I have a plan. Well, it's more of a fantasy, really. But it helps me get through the frustration of raising three children who don't seem to understand any key concepts of socialization. When everything seems to be out of control, and I am reduced to a raving lunatic that everyone ignores, my mind races forward to a warm night in August 2033. I imagine our twins, then ages 28, and Sarah, age 25, throwing a 35th wedding anniversary dinner for me and Dan. They will have planned out the evening, and the menu. They will have put a lot of effort into making the evening special. The girls, now young women, will be waiting at the front door as Dan and I drive up. They won't know what hit them!
Dan and I will leap out of our car and promptly run through their garden. We will spot the prettiest flower, pick it, and then throw it on the ground.

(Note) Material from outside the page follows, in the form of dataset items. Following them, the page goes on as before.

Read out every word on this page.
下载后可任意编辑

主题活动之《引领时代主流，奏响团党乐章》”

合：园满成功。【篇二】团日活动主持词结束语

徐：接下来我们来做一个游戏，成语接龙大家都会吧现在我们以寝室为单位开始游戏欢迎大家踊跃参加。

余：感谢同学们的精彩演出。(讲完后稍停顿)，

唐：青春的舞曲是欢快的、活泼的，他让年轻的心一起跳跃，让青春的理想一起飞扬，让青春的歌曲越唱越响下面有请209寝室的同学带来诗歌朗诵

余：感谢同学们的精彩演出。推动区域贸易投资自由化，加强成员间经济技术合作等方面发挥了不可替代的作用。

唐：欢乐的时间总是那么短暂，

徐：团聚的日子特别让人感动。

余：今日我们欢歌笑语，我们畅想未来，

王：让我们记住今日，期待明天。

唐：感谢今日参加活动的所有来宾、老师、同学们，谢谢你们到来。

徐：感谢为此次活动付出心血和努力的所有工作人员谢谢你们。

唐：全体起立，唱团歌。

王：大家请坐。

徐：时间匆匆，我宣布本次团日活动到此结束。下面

Then we'll do it again. And again. And again. Until there are no flowers left. Then, we will ring the doorbell 500 times, knowing full well that the house is empty and ringing the doorbell for no reason is irritating.
Next, we will go into the house and fling our shoes and our jackets across the room. There they will remain until someone else picks them up. Dan and I will separate. He will empty the kitchen cupboards, and I will head for the more breakable "treasures". Within minutes, the house will be destroyed and the level of anxiety will be through the roof. The children will usher us to the table thinking that a lovingly prepared dinner will make everyone happy. They will be wrong. Regardless of whatever magnificent feast is laid before me, I shall screech, "I didn't want THAT! It's DISGUSTING!". With that, I will fired my plate across the table. I will leap up from my seat, and race around the island screaming. For effect, Dan will follow.
The children will offer to make us something else. We will demand peanut butter sandwiches. Once the sandwiches are produced, we will walk calmly around the table eating the sandwiches and picking food off of other people's plates. Periodically, we will throw food on the floor, or hide bits of our sandwiches throughout the house. We will knock our juice onto the floor, not tell anyone, and then walk through it. We will wipe our hands under the kitchen table. At some point, we will use the washroom and forget to flush the toilet.
We won't leave until the children are exhausted, and livid. They will walk us to our car, just to ensure that we are actually leaving. Dan and I will sit in the car and order the children to "DANCE!" while we pull away. Seriously! They must dance! When we get home, we will call to thank the girls for a lovely evening, and tell them we will be back over the next night for an encore performance!
This fantasy, my friends, is all that keeps me going!